Founded in 2007, the Waterloo Regional Campus has educated close to 260 undergraduate medical alumni. Learners also include postgraduate trainees in emergency medicine, family medicine, internal medicine, pediatrics and psychiatry.
"When it comes to our learners, there's a positive impact on patient care," said Margo Mountjoy, regional assistant dean in Waterloo and a McMaster MD '86 alumna. "We've had everyone from emergency physicians to psychiatry graduates stay in the region, and, of course, there are many who stay in family medicine."

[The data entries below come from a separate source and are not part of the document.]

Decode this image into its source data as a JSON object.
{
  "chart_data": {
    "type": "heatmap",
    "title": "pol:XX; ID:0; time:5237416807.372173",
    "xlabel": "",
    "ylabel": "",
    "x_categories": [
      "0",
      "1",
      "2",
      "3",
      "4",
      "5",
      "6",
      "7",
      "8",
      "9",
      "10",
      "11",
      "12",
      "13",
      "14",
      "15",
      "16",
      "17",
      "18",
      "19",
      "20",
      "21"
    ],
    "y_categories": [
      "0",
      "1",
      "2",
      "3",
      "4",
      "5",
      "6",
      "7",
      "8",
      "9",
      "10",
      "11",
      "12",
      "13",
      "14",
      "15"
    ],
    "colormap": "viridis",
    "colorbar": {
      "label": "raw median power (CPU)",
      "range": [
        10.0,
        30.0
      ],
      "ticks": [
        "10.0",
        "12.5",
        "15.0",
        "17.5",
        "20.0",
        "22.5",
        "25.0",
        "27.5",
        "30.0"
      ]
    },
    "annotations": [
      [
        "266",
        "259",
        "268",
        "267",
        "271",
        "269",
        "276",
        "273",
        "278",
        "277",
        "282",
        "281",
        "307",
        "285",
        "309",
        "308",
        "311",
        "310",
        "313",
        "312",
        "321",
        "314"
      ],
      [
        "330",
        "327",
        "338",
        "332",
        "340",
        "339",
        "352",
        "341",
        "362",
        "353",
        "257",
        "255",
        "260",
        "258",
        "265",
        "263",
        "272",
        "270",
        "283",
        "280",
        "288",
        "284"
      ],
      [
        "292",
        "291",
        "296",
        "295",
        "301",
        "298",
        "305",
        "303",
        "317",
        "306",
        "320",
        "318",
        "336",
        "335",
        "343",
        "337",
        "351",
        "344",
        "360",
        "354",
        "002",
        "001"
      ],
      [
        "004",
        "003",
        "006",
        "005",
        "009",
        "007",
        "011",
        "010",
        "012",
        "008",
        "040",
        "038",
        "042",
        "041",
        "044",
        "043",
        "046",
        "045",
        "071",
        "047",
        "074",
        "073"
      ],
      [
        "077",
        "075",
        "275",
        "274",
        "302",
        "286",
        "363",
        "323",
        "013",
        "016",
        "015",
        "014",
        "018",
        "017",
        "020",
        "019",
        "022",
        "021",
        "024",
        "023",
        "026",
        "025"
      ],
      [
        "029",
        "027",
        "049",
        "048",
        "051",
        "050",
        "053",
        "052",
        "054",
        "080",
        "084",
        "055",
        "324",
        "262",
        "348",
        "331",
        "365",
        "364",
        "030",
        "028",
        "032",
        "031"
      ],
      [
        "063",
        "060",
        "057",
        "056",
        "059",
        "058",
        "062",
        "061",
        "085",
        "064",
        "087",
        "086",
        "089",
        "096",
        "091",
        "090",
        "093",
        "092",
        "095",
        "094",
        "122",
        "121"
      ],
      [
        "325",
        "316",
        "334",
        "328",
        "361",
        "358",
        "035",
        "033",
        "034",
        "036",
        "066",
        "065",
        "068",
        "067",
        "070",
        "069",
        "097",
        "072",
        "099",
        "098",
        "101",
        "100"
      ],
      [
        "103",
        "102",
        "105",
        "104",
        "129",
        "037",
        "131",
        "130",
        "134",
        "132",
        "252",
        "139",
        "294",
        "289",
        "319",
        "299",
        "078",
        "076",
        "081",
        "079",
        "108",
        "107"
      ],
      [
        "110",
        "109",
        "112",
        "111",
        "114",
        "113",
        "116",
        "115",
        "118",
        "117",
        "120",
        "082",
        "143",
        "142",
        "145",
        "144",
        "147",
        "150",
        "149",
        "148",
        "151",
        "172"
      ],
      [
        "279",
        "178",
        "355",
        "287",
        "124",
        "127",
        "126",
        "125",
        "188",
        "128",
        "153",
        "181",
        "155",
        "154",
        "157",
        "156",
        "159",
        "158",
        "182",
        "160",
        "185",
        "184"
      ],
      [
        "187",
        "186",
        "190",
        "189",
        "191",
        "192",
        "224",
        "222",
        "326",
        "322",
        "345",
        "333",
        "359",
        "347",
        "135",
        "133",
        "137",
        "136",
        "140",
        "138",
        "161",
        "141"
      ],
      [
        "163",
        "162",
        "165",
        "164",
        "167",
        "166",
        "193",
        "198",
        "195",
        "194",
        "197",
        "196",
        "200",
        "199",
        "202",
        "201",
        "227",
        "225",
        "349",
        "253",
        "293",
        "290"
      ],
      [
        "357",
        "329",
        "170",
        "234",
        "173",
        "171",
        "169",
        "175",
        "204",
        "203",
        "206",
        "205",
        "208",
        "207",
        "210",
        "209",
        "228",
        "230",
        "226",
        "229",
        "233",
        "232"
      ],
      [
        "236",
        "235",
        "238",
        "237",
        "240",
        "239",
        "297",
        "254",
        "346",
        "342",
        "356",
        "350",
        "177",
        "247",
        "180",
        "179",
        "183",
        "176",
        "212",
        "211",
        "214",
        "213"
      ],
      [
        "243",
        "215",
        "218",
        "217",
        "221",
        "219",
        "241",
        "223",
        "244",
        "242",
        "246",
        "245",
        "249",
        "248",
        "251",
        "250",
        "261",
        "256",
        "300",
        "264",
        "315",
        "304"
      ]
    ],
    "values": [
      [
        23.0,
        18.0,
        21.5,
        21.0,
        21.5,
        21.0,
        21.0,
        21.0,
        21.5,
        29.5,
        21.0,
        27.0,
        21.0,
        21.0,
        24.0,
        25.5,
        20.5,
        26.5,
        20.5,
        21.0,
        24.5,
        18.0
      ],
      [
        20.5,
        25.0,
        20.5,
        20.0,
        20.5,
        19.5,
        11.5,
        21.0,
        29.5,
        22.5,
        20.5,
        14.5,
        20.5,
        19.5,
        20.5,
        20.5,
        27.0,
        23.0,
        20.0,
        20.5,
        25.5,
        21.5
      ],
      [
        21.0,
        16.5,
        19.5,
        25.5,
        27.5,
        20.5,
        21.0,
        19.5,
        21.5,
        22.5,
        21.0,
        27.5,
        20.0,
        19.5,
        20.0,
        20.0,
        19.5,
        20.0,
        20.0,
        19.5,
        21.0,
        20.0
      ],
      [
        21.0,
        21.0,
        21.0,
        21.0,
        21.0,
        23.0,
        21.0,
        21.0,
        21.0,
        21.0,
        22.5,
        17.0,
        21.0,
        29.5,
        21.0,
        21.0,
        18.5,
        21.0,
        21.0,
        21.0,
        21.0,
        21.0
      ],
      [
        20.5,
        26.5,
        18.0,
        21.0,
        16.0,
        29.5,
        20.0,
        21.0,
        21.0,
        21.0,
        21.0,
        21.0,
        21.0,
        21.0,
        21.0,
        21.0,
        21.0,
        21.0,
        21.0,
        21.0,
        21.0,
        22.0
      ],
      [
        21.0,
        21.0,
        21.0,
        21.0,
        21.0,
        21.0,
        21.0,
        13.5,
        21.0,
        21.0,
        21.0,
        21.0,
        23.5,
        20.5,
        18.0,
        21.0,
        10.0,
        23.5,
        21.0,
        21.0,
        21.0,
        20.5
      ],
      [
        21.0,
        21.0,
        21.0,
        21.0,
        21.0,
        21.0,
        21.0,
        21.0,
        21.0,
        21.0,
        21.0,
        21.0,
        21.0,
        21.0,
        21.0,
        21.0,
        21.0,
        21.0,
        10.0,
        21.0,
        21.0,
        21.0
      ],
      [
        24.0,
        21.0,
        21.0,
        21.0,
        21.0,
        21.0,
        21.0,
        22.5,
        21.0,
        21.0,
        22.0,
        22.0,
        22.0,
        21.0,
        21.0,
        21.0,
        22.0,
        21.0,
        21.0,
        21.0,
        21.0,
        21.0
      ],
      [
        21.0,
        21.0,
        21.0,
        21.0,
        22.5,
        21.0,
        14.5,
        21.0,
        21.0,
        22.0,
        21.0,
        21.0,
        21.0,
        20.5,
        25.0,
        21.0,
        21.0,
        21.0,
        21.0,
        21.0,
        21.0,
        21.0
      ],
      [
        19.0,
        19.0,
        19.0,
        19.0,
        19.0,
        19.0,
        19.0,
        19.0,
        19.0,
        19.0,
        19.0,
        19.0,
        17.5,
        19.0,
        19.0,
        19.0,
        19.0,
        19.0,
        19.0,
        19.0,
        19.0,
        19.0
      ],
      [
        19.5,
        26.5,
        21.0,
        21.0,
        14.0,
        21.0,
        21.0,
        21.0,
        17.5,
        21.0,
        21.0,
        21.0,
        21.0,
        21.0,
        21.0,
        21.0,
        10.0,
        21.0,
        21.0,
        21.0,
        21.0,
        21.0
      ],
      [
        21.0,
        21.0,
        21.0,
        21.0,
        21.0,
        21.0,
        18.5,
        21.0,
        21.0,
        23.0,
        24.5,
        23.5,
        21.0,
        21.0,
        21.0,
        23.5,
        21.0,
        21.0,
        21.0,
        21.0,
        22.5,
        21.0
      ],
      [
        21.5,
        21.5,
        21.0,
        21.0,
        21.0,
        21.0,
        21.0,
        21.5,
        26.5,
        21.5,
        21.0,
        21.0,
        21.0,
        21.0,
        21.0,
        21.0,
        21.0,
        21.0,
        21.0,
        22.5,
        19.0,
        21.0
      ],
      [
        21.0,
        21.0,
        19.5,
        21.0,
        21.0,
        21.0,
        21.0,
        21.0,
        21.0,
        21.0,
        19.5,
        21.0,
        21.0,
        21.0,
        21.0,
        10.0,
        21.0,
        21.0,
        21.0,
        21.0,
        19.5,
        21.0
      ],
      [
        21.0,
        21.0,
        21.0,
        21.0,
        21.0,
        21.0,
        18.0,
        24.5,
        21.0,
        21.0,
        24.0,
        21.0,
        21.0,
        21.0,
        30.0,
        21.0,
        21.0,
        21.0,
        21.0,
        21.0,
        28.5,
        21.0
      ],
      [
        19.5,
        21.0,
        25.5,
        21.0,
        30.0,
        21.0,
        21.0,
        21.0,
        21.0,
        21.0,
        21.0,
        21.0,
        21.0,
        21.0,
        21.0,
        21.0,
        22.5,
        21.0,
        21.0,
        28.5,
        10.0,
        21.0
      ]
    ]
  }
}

One hundred and fourteen McMaster medical graduates, including 16 from the undergraduate MD program at the Waterloo campus, are practising in the region. Including part-time, there are 710 faculty appointments at the campus.
To build better relationships between future physicians and older adults, a successful elder care education program is also being rolled out at the Waterloo campus. Among the numerous related initiatives is the Green Bench program which includes a green bench featuring the words #ElderWisdom where students and older adults can sit and talk. The bench is a symbol of breaking down generational barriers.
Mountjoy added: "The students here in Waterloo enjoy the fact they have strong learning experiences from both their preceptors and from community members themselves."